Step 3: Am I at risk if I don't have IIS enabled?
Possibly.This is NOT a weakness in IIS. It is a weakness in http.sys.
IIS and other frameworks use http.sys, which is best thought of as the core HTTP/.Net engine. But other software that use http.sys may expose the vulnerability. For example, WinRM (Windows Remote Management) and WSDAPI (Web Services for Devices) use http.sys and may do so. Try for a quick list of process that use the http.sys file:
netsh http show servicestate
Step 4: Does a web application Firewall help?
Likely yes. You could start blocking requests with trailers (at your own risk).
Maybe log them down first to see if they are being used in a good way "let us know what uses them and how". Ask your web app firewall provider for more information.
Does Patch update matters?
At the moment, Microsoft has officially put out a security patch for supported product versions to fix this problem. Users who are at risk should install the patch as soon as possible to protect themselves. The official download link:
Note: The Windows Update patch update may fail because of problems with the network, the computer environment, etc. After installing the patch, the user should check right away to see if it was done correctly.
Right-click the Windows icon, choose "Settings (N)", then choose "Update and Security" – "Windows Update" and read the information on this page.
You can also click "View Update History" to see the updates that have happened in the past.

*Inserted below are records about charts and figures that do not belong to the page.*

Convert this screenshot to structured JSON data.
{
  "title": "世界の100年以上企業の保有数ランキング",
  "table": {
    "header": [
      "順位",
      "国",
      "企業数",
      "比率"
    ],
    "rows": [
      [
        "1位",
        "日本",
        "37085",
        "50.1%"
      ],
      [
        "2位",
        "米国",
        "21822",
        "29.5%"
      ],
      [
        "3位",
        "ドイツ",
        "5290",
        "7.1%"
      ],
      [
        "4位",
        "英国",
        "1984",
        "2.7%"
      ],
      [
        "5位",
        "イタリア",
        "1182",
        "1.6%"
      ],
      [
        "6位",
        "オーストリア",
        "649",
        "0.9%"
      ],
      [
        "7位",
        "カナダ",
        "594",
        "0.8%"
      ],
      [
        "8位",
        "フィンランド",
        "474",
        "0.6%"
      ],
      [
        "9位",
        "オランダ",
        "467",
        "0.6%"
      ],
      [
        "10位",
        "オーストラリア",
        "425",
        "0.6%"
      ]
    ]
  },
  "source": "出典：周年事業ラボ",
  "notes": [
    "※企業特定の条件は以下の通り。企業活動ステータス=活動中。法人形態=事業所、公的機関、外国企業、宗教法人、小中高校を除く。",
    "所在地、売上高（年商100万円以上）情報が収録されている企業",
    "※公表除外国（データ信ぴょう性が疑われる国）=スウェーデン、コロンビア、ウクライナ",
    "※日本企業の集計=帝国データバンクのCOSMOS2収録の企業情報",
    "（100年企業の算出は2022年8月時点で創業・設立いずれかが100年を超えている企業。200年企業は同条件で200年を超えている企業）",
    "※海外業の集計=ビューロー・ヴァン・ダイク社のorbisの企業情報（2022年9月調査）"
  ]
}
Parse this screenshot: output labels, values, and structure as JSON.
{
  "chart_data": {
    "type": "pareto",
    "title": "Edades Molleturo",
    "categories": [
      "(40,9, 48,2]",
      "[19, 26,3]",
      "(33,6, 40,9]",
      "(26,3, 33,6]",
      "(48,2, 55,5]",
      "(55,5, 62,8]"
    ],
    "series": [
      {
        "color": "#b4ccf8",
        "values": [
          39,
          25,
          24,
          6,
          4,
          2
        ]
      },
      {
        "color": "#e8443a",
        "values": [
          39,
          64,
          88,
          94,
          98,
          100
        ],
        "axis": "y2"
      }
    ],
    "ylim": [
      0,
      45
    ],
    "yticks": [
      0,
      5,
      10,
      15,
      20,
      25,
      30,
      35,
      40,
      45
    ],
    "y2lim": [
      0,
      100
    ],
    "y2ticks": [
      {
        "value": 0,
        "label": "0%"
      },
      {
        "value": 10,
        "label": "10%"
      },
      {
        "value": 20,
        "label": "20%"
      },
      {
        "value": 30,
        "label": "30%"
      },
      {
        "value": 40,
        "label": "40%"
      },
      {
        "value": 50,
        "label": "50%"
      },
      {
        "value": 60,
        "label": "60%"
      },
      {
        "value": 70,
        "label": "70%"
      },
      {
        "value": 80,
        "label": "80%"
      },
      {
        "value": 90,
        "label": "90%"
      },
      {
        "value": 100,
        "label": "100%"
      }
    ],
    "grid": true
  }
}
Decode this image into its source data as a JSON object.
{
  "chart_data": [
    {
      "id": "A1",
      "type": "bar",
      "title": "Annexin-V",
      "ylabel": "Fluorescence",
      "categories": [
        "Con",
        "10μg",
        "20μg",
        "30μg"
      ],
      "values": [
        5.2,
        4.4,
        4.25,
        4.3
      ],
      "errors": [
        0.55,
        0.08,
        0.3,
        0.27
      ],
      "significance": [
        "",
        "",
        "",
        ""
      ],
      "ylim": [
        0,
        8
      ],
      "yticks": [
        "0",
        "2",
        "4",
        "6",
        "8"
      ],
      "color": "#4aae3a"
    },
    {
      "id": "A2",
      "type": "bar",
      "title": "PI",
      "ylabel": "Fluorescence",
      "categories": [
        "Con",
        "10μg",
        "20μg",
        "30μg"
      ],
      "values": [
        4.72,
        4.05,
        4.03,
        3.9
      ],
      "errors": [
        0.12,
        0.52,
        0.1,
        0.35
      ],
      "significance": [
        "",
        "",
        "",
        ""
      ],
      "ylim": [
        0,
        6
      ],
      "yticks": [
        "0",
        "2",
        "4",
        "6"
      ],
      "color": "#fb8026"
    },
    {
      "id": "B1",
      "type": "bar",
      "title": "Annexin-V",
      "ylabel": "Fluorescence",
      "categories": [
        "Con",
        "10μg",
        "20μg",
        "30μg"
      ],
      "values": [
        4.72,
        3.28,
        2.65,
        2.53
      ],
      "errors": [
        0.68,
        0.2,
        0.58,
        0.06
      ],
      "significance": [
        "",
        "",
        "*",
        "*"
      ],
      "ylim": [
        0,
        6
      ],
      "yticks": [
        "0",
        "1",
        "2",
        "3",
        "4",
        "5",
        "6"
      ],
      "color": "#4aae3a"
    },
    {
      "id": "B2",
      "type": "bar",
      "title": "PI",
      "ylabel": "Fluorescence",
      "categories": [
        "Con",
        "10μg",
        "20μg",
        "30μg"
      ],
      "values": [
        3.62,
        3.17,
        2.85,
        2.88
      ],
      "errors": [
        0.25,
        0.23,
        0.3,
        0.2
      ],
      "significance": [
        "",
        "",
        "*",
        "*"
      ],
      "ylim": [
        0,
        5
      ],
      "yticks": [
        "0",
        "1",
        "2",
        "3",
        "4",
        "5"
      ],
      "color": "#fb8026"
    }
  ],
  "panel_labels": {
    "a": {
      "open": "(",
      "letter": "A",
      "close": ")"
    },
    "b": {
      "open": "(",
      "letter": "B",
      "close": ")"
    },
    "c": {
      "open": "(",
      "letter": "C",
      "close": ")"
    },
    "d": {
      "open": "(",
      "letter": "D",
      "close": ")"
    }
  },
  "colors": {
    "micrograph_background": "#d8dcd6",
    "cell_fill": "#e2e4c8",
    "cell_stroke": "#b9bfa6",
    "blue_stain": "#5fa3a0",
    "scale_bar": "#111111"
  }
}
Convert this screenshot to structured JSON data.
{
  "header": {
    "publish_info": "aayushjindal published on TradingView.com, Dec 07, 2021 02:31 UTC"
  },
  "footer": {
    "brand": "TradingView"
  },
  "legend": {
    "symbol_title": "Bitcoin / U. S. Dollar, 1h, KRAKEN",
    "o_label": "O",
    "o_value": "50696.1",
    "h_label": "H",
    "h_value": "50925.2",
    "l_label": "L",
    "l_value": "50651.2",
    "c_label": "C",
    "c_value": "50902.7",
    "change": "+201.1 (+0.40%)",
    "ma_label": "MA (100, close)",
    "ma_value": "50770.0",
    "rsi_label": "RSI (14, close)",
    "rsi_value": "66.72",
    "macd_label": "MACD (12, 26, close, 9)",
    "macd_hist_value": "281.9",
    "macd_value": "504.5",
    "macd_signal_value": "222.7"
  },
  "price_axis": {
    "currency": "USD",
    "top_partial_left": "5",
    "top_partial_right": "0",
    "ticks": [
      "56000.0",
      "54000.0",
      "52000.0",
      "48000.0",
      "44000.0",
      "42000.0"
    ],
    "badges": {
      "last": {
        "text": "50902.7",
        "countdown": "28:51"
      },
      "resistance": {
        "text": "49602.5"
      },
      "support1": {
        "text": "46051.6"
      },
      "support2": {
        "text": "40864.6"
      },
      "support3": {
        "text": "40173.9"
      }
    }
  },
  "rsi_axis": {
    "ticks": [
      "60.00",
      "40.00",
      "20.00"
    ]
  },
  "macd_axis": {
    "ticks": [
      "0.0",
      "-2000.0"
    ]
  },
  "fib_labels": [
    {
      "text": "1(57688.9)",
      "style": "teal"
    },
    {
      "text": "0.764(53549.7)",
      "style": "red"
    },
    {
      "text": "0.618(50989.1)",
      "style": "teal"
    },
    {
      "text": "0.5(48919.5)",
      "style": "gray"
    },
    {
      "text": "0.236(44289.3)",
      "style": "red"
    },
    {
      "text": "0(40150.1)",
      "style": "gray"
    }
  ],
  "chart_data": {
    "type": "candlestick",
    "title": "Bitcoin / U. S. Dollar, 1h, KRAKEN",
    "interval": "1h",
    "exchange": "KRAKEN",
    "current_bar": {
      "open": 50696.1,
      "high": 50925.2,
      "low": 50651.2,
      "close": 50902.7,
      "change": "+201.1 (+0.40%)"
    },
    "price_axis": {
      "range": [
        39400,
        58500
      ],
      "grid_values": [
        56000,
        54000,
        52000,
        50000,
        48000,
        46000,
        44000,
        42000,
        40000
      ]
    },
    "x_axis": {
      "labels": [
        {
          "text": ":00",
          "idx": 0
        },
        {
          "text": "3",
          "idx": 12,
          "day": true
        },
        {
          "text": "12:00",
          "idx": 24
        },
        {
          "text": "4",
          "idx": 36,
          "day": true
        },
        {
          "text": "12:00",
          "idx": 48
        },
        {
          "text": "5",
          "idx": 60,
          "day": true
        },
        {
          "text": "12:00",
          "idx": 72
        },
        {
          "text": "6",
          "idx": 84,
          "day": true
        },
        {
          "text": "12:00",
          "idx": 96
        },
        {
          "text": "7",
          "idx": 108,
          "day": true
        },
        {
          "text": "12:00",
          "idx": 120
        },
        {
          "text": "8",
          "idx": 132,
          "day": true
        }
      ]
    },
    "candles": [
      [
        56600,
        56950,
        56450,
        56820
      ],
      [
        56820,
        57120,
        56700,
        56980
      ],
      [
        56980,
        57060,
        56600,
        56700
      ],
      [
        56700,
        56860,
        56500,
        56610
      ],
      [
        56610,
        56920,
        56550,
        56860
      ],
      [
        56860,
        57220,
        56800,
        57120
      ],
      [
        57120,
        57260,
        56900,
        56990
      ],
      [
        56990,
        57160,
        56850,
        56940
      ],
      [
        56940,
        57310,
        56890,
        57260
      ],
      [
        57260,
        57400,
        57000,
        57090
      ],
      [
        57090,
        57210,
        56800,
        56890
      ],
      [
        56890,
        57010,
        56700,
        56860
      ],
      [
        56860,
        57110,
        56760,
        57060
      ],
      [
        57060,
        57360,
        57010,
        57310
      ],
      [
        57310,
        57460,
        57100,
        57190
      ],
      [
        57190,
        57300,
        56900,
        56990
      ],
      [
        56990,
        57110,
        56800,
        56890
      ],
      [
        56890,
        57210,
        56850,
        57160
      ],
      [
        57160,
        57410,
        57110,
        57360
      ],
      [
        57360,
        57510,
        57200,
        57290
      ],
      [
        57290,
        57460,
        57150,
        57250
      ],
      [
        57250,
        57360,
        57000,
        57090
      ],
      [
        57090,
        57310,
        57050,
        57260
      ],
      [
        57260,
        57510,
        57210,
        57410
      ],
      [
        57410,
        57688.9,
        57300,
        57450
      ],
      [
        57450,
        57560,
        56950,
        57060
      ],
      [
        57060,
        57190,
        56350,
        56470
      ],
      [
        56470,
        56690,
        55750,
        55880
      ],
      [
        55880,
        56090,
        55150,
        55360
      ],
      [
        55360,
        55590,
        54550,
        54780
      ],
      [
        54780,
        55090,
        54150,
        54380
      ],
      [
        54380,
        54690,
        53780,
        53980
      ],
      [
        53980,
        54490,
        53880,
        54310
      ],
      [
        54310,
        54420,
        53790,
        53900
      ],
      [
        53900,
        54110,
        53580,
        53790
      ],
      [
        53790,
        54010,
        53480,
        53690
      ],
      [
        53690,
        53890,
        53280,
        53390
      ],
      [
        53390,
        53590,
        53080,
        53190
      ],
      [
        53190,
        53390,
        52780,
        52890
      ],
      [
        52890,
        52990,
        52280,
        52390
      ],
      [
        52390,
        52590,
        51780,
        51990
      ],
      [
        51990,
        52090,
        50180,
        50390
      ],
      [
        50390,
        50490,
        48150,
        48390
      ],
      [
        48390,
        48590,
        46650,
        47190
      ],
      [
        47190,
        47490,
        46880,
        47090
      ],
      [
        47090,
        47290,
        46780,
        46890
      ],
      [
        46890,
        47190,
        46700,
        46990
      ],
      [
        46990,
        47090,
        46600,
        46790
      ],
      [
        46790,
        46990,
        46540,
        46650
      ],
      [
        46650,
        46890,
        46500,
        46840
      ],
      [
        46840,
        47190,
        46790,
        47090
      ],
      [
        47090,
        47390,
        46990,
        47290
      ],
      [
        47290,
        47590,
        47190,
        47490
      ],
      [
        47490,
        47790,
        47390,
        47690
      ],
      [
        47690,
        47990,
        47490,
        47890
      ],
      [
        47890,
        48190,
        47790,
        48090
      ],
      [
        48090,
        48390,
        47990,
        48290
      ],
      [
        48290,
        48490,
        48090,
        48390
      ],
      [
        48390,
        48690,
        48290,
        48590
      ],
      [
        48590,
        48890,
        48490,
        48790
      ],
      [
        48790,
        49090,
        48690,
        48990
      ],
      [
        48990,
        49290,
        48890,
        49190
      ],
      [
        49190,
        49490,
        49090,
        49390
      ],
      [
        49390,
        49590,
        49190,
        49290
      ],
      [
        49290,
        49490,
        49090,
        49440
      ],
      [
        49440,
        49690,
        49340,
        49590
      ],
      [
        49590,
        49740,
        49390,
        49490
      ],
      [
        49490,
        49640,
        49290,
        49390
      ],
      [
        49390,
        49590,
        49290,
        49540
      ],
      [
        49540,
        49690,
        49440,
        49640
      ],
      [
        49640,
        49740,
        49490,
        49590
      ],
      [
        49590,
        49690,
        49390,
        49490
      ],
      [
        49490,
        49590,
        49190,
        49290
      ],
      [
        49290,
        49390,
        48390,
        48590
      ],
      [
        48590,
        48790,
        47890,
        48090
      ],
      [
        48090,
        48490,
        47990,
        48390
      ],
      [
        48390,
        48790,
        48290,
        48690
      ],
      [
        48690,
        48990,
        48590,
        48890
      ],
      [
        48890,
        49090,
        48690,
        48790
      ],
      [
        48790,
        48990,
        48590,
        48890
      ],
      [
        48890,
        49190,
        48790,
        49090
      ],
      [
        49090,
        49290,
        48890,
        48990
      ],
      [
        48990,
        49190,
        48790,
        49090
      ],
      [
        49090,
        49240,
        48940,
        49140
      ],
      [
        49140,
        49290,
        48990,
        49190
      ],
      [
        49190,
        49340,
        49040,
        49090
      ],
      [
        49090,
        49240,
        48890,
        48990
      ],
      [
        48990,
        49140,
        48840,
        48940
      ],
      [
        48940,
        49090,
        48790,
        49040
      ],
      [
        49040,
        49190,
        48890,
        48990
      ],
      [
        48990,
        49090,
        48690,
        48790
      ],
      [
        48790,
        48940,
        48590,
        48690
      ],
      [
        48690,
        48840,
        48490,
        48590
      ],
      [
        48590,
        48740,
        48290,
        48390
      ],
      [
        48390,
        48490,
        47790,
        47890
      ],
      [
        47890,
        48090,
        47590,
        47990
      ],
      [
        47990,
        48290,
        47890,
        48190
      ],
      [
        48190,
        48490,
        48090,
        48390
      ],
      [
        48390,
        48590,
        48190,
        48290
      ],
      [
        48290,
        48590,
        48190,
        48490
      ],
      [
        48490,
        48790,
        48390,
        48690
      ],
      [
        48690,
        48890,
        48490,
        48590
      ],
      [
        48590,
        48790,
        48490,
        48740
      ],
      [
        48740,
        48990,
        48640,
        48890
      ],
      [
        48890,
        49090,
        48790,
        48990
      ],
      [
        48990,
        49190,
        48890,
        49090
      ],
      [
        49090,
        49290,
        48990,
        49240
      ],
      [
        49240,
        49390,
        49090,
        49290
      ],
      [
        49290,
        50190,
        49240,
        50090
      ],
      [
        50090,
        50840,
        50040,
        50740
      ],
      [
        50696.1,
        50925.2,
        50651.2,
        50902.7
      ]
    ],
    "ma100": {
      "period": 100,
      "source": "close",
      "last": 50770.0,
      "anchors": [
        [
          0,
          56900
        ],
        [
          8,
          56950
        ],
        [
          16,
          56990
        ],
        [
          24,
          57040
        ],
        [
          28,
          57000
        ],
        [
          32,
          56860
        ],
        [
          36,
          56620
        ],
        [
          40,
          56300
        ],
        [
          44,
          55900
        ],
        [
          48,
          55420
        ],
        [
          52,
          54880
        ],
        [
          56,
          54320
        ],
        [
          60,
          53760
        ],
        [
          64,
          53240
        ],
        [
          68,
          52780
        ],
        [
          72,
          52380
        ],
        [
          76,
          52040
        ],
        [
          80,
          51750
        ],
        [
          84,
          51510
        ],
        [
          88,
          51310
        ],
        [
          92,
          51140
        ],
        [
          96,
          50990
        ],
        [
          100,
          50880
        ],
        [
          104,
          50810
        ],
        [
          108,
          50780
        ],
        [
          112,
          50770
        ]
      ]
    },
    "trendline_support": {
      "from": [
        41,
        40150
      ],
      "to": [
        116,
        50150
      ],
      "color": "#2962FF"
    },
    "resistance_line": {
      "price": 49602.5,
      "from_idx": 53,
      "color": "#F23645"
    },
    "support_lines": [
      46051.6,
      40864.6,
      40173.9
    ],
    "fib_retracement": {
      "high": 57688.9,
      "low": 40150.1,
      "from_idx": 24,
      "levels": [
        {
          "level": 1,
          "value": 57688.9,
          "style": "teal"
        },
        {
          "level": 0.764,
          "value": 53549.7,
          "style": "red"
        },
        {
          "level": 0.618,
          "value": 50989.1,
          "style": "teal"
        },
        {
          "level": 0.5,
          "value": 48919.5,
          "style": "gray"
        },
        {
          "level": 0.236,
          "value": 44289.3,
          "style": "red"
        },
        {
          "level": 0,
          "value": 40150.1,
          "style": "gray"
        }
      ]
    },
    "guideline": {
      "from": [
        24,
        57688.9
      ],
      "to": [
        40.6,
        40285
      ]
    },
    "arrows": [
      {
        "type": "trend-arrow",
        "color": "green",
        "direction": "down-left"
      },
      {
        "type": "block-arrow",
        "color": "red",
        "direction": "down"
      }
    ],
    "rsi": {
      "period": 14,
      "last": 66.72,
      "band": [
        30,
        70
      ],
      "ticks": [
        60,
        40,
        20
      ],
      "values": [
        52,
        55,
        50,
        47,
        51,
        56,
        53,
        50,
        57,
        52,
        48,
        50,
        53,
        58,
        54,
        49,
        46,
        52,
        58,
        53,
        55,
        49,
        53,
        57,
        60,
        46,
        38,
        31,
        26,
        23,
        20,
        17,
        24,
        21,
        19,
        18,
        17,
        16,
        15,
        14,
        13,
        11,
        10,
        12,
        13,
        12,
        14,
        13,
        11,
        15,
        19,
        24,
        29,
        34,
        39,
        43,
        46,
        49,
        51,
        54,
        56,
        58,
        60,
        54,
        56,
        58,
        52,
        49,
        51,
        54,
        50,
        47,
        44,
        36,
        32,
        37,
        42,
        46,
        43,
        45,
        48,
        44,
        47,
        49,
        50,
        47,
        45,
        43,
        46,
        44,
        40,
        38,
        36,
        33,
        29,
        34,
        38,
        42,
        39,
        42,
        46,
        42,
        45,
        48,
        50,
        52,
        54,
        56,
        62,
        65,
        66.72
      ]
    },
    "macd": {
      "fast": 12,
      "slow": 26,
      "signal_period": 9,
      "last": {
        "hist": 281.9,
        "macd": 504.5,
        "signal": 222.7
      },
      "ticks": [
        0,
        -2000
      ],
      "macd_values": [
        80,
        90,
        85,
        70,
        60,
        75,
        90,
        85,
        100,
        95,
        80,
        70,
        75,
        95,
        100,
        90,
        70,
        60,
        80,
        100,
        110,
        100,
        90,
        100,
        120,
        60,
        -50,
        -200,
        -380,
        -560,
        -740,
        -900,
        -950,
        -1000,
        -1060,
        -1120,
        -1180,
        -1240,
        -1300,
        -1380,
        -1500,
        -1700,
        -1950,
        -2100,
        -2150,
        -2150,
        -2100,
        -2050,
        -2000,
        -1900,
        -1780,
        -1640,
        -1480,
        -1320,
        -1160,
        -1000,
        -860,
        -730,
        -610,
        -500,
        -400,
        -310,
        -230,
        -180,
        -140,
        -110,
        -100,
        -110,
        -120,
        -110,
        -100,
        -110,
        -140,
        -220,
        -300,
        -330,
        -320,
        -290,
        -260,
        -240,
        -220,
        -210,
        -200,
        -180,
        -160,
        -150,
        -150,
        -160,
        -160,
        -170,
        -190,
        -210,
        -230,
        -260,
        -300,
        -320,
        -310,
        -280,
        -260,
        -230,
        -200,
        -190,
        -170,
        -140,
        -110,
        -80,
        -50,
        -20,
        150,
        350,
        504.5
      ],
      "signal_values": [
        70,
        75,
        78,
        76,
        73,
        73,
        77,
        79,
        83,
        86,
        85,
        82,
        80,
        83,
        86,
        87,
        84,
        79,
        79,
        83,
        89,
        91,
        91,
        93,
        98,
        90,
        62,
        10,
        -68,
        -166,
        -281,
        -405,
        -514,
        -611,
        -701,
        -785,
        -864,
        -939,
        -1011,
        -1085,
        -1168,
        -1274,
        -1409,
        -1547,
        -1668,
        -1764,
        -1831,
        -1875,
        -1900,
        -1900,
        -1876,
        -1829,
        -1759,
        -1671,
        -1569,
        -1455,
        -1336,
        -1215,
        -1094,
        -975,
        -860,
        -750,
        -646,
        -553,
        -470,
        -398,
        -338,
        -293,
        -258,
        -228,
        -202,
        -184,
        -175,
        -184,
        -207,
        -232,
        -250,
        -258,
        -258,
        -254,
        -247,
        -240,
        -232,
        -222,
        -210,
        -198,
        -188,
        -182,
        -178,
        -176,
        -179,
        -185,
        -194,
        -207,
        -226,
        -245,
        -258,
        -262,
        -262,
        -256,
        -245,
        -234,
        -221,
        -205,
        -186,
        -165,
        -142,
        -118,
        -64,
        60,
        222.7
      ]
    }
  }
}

If an update doesn't install correctly, you can search on its update name to go to the official Microsoft download page. The independent package can be downloaded and installed from the "Microsoft Update Catalog" website.
What are the Temporary mitigation steps?
Temporary steps can be taken if Windows Server 2019 and Windows 10 version 1809 customers are unable to download and install the patch.
Deleting “EnableTrailerSupport” in the DWORD registry protects against this vulnerability, the path for “EnableTrailerSupport” is: HKEY_LOCAL_MACHINE\System\CurrentControlSet\Services\HTTP\Parameters
Note: This vulnerability only affects the above versions if the user has turned on HTTP Trailer Support using the EnableTrailerSupport registry value. This flaw doesn't affect the way things are set up by default.
To summarise, This is a very easy vulnerability to exploit. Web servers running a vulnerable version of IIS could be easily attacked by a remote attacker who didn't need to log in. Even though remote code execution exploits aren't known yet, they could come out in the future. Administrators should apply the patch. If they can't do that right away, they could disable IIS kernel caching as a workaround.